Published in The History of Parliament: the House of Commons 1386-1421, ed. J.S. Roskell, L. Clark, C. Rawcliffe., 1993
Available from Boydell and Brewer

Constituency

Dates

Family and Education


Offices Held

Mayor, Lostwithiel Mich. 1419-20.1

Biography

The Days had lived in Lostwithiel since, at the latest, the 1330s, and a kinsman of John’s, Thomas Day, had served not only as portreeve and three times mayor, but also, in 1369-70, as bailiff of the nearby stannary of Blackmore.2 John, too, was engaged in the tin trade, and indeed in September 1398, a year before his only known election to Parliament, he brought a large consignment of tin, weighing over 8,000 lbs., to be coined and stamped in the coinage hall at Lostwithiel. On another occasion he was named on a list of merchants who owed customs dues at the port of Fowey, down river. Day held various properties in Lostwithiel, although no specific details of them have survived. He served as a juror at inquiries, made there in 1400, into the recently forfeited estates of the rebel, John Holand, earl of Huntingdon, and as to the names and whereabouts of his supporters. Day’s only known mayoralty came late in life.
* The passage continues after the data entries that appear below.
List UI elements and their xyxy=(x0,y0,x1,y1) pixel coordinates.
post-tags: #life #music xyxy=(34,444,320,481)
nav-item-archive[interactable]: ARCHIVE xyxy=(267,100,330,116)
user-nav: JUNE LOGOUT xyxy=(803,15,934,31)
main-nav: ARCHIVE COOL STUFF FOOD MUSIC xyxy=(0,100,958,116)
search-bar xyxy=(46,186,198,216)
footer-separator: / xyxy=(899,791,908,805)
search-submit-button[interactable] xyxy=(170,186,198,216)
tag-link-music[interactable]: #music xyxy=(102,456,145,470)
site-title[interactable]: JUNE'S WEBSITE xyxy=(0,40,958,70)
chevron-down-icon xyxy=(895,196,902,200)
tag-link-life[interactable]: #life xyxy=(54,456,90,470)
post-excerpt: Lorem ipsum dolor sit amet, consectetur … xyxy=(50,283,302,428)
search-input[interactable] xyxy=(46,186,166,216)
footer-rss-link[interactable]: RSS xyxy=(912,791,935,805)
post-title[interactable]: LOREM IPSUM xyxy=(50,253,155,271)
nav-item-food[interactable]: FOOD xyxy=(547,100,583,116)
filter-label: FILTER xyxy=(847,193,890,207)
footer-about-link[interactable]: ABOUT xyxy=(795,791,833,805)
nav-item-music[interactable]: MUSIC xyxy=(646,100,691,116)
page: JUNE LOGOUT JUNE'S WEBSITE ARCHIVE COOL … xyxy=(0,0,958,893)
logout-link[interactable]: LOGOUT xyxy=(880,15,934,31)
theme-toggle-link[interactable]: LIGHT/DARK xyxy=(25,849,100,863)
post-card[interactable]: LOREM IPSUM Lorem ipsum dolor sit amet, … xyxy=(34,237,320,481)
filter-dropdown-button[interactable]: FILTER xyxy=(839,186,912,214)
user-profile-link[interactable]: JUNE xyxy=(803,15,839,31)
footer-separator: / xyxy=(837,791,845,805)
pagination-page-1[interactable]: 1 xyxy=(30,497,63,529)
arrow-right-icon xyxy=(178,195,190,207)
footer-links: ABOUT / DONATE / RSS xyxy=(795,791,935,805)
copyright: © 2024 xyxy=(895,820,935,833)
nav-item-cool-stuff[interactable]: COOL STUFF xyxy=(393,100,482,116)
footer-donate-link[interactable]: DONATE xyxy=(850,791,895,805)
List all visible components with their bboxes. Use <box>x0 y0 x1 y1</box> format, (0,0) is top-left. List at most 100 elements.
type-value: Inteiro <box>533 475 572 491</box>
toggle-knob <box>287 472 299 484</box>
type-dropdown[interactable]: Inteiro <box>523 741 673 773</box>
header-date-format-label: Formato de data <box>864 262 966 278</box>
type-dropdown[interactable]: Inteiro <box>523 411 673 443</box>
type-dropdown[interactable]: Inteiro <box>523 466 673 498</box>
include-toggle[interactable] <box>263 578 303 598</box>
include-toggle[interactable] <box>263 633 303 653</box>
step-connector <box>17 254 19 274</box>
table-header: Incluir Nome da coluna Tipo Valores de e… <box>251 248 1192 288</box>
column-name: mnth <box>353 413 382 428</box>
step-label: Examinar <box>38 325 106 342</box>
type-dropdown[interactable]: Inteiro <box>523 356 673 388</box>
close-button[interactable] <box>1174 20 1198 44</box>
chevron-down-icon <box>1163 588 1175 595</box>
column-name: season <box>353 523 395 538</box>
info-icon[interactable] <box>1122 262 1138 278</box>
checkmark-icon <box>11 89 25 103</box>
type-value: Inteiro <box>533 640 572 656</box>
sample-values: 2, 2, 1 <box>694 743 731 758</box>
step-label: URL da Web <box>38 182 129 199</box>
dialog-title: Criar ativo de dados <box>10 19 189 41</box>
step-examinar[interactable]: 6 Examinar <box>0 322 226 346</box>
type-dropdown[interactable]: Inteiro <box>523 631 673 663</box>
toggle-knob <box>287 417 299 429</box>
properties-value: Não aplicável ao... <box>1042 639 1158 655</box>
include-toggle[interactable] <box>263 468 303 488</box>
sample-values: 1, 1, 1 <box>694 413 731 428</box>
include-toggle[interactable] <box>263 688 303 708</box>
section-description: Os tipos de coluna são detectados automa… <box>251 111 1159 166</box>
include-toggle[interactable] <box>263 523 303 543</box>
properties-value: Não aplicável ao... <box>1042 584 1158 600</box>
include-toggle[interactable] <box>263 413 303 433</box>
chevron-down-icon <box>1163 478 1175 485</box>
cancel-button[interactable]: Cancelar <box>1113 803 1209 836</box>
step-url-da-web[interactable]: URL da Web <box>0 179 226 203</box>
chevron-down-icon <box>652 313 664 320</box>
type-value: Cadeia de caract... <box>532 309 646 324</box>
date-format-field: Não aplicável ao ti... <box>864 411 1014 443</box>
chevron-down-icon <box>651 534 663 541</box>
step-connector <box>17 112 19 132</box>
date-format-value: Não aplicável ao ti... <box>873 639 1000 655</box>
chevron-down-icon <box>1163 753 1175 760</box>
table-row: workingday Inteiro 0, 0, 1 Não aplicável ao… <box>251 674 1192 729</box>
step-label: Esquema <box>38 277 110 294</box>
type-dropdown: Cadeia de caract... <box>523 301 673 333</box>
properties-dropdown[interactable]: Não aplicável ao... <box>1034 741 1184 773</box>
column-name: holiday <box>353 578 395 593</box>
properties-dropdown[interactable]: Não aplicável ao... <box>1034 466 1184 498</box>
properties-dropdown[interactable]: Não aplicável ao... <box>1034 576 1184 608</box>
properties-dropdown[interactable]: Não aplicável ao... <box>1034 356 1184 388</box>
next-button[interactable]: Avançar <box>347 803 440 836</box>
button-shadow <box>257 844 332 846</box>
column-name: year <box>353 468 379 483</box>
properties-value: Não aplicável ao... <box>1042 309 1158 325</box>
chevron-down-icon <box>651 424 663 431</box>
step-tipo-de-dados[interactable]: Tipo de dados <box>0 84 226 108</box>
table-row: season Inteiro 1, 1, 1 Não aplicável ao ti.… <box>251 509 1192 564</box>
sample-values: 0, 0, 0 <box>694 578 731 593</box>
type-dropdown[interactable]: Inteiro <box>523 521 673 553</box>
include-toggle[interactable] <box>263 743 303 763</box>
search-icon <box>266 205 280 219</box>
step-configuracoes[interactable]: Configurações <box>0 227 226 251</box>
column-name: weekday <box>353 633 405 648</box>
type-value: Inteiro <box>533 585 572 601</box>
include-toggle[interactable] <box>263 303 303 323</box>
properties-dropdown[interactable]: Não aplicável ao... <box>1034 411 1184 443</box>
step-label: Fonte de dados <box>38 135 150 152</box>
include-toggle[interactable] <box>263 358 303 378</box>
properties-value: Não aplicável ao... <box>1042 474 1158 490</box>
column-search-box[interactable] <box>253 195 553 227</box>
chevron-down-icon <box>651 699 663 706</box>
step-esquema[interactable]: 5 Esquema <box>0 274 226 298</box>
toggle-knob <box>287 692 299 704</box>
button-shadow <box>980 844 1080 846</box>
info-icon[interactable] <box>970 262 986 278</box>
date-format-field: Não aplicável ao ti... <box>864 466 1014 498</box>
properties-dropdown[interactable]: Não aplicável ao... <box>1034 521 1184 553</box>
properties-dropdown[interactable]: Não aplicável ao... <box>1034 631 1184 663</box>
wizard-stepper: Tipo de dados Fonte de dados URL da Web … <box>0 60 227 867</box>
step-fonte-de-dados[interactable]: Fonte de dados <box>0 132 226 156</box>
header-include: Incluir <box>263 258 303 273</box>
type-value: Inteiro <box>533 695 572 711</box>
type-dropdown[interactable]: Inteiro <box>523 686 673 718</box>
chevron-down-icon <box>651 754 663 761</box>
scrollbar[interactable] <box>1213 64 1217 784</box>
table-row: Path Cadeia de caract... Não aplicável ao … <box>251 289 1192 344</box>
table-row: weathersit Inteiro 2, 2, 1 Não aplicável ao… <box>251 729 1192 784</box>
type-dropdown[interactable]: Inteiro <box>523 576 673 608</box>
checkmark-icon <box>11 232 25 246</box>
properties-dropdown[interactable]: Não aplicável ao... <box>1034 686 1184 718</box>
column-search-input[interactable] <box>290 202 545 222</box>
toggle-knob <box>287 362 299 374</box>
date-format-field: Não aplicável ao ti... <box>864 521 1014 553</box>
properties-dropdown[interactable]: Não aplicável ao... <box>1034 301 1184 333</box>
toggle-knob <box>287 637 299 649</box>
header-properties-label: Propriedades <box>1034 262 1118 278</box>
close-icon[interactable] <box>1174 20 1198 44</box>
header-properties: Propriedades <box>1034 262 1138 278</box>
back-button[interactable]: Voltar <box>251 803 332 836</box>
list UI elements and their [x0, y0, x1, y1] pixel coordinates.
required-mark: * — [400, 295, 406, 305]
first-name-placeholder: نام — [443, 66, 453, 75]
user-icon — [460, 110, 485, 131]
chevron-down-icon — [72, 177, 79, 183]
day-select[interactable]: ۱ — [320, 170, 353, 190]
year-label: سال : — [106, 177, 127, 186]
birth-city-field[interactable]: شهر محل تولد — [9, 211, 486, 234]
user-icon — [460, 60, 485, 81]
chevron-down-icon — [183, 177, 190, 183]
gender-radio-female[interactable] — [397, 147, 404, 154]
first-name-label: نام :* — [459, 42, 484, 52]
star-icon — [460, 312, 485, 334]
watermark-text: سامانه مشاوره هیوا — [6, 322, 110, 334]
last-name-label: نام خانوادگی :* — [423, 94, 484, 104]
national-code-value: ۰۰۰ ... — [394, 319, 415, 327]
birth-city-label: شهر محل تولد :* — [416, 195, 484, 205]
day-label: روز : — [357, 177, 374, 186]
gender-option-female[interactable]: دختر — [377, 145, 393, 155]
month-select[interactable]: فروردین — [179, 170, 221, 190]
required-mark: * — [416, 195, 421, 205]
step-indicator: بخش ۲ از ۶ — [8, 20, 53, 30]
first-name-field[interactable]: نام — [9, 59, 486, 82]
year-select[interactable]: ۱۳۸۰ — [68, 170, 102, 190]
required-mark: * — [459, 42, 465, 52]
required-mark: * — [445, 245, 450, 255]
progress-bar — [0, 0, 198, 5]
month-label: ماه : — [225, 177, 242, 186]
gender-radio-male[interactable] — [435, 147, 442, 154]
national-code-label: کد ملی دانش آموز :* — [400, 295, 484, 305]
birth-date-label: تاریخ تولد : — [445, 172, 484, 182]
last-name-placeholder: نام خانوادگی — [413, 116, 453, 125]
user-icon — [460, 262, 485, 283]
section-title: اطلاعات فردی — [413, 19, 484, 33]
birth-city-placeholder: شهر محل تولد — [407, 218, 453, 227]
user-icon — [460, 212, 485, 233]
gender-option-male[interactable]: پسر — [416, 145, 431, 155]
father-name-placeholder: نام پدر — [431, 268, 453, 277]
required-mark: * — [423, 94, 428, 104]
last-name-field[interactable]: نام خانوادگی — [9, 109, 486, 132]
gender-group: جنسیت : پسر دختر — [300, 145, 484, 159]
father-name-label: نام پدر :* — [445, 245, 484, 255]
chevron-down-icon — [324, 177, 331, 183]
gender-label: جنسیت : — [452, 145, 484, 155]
He is last recorded in November 1423 when, at the Staple of Westminster, he acknowledged that, for merchandise purchased from Robert Kayl* and Thomasina, widow of Tristram Curteys*, he owed them £40, which he promised to pay before Candlemas following (2 Feb. 1424).3

Ref Volumes: 1386-1421

Author: L. S. Woodger

Notes

  • 1. C241/213/22, 214/10.
  • 2. Caption of Seisin (Devon and Cornw. Rec. Soc. xvii), 37; Reg. Black Prince, ii. 141; SC6/817/8, 818/1, 5; C241/164/143; Duchy of Cornw. RO, ministers’ acct. 15.
  • 3. E101/264/4; E122/113/3; Cornw. Feet of Fines (Devon and Cornw. Rec. Soc. 1950), ii. 929; JUST 1/1495 m. 34d; C145/276/12; Add. Ch. 13042.